Getting Educated in Art
February 19, 2016Part of the internship with the AGO has involved a series of workshops where we are oriented to the AGOs organisational structure, its mandate/mission, issues regarding similar institutions and their programs. My internship in particular, will be dealing with their formal educational program which includes guided visits for school groups, studio classes and an early years family drop-in space.
i have been most surprised that education is such a focus of the AGO’s mandate beyond school children. i had really never connected “education” to the AGO. i viewed it more as a cultural institution and therefore a destination and as such never equated a visit to the AGO as an education - i would have characterized it as a “cultural experience” - like the ballet, a play or reading a classic novel (or current novel for that matter). Their mandate however places a heavy emphasis on “informal education” which extends to adult visitors. i guess because i am an artist and make work - the end result being an art object or experience - my intention in its production is not “to educate”. i produce these objects to be interacted with, to explore formal elements, spur on a discussion or share my view of the world - but not to educate.

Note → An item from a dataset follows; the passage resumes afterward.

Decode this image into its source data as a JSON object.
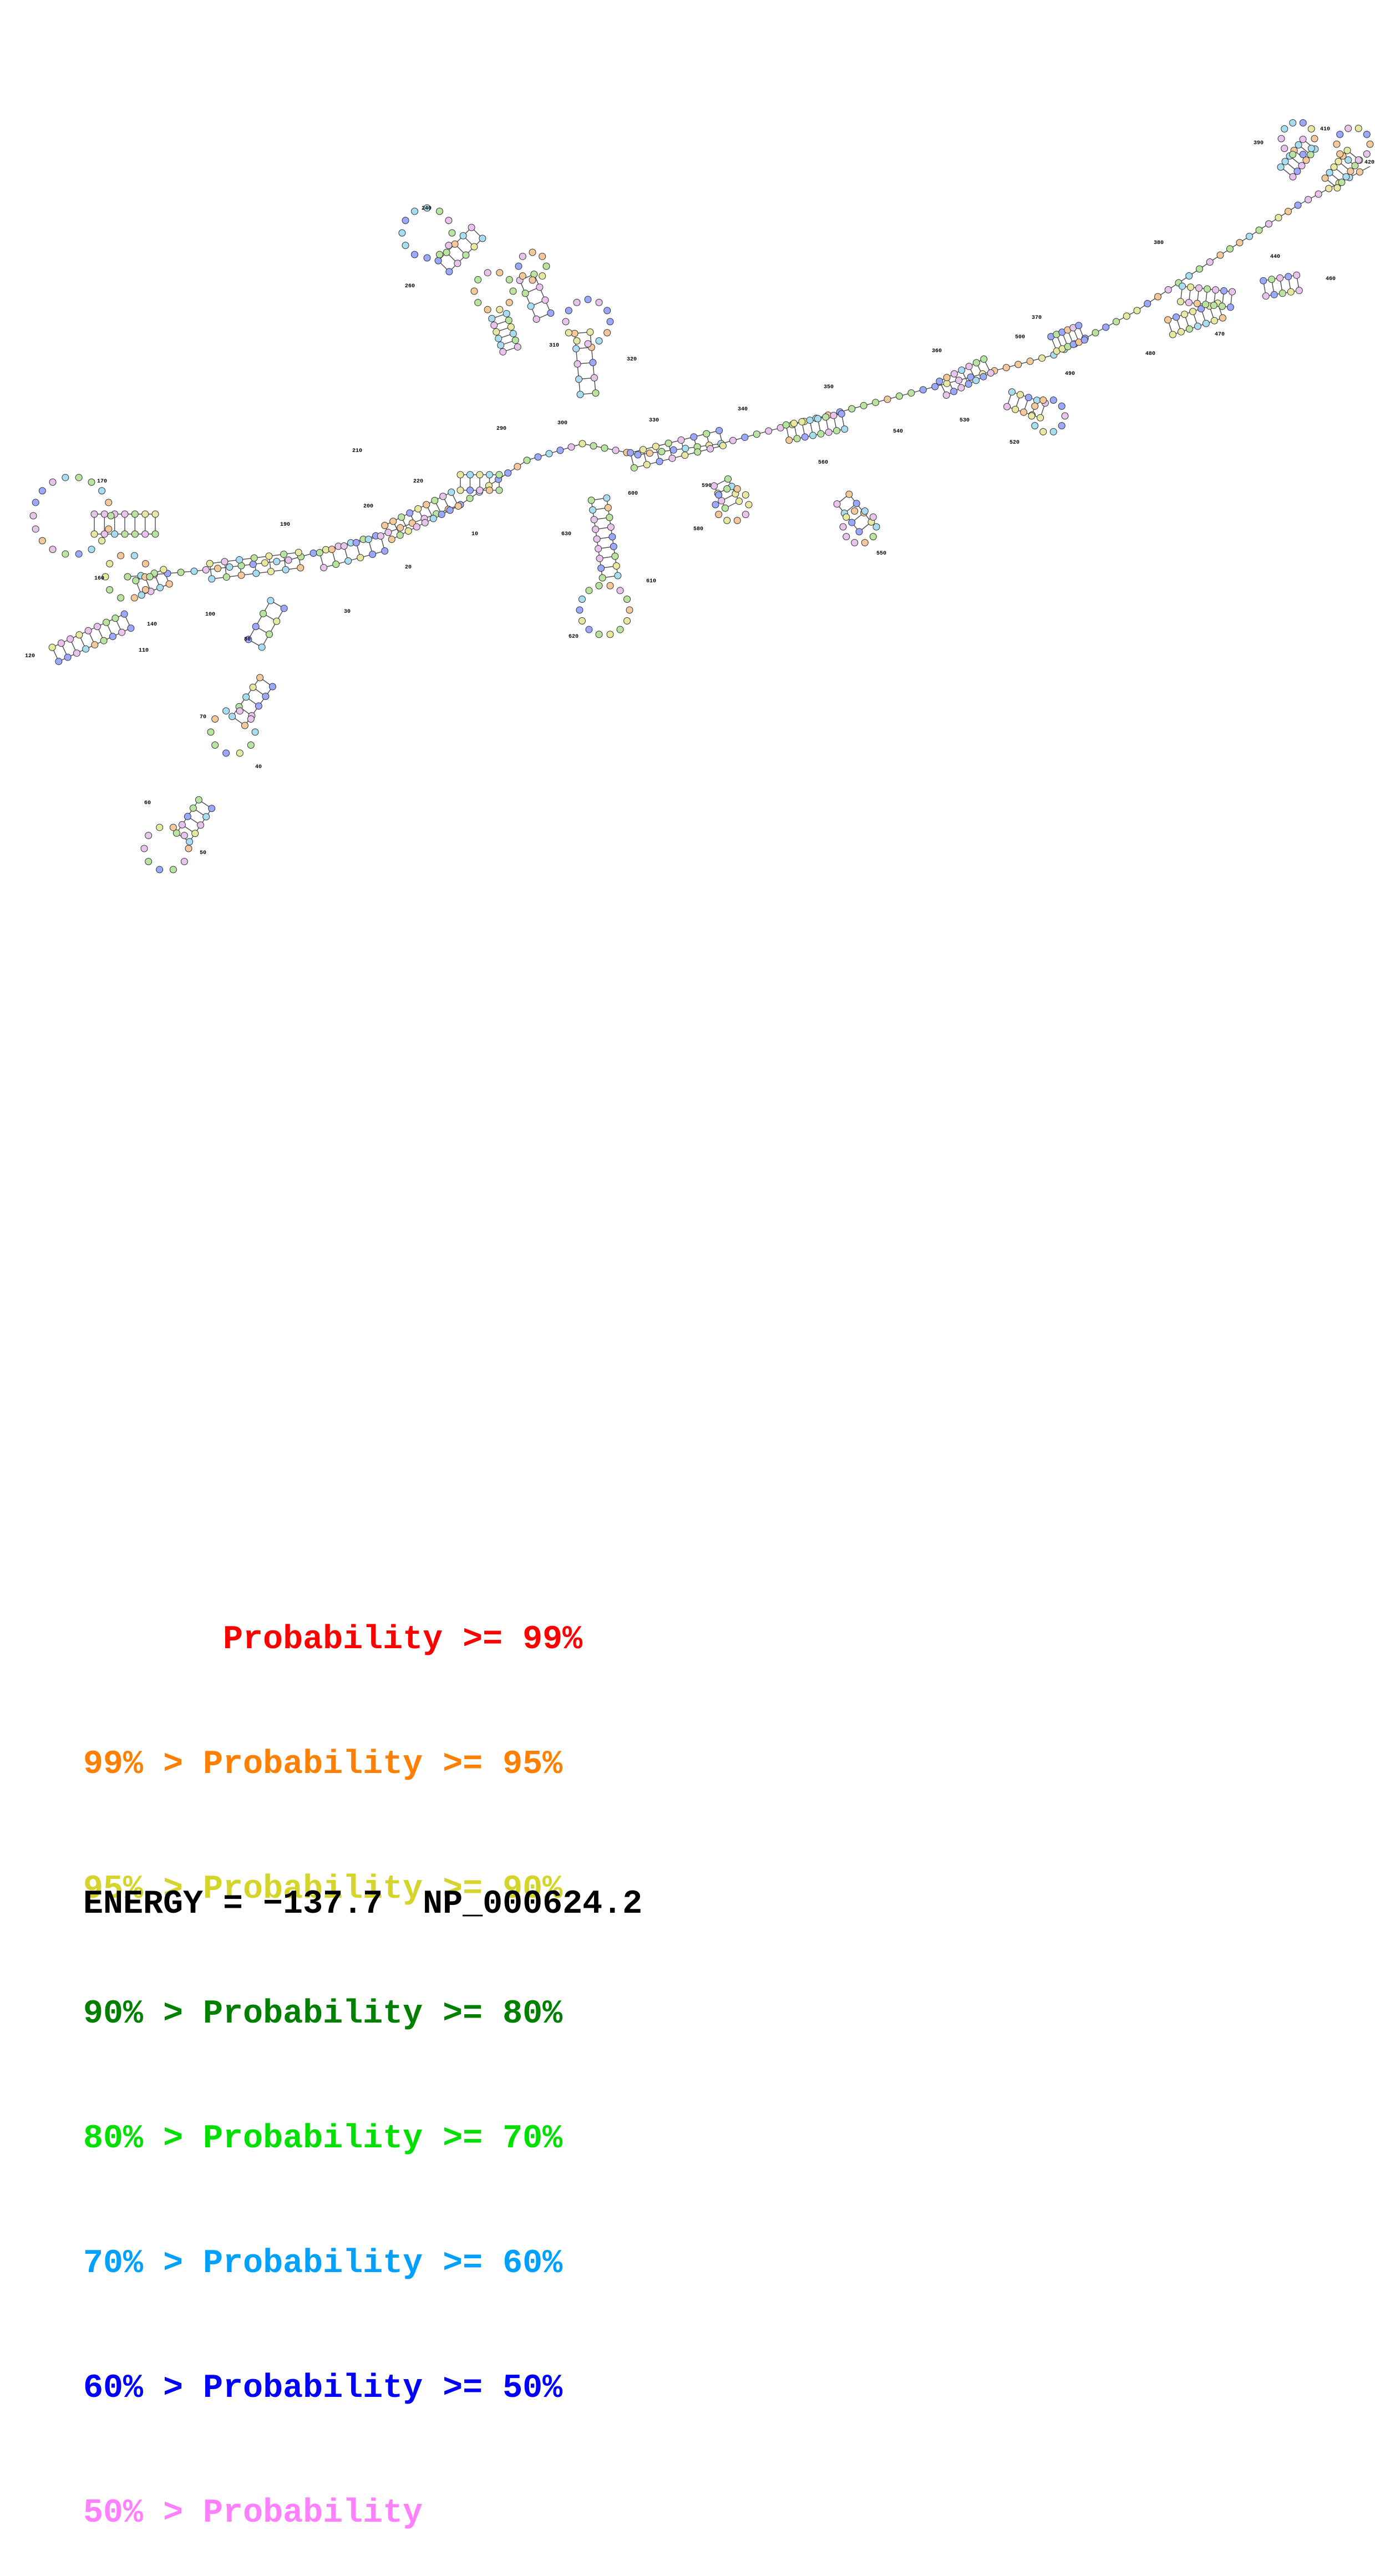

So the AGO using education as one of its central reasons for being, grates a little. It saddens me that understanding the “art world” requires education. Is it so inaccessible that we need to educate people in order to “get” art? In one of our workshops we were discussing some of the goals the AGO is hoping to achieve when the school groups come through. One of them was to get the kids to feel engaged with the experience. i think that is the better word. There seems to be a lack of engagement generally in a lot of areas of life now. Art is just another way to engage in the world - artist with viewer, curator with artist, viewer with art, curator with viewer. Each has other points of engagement political, social and cultural that then feeds the dialogue. It just seem much more dynamic and interesting than education - be it formal or informal.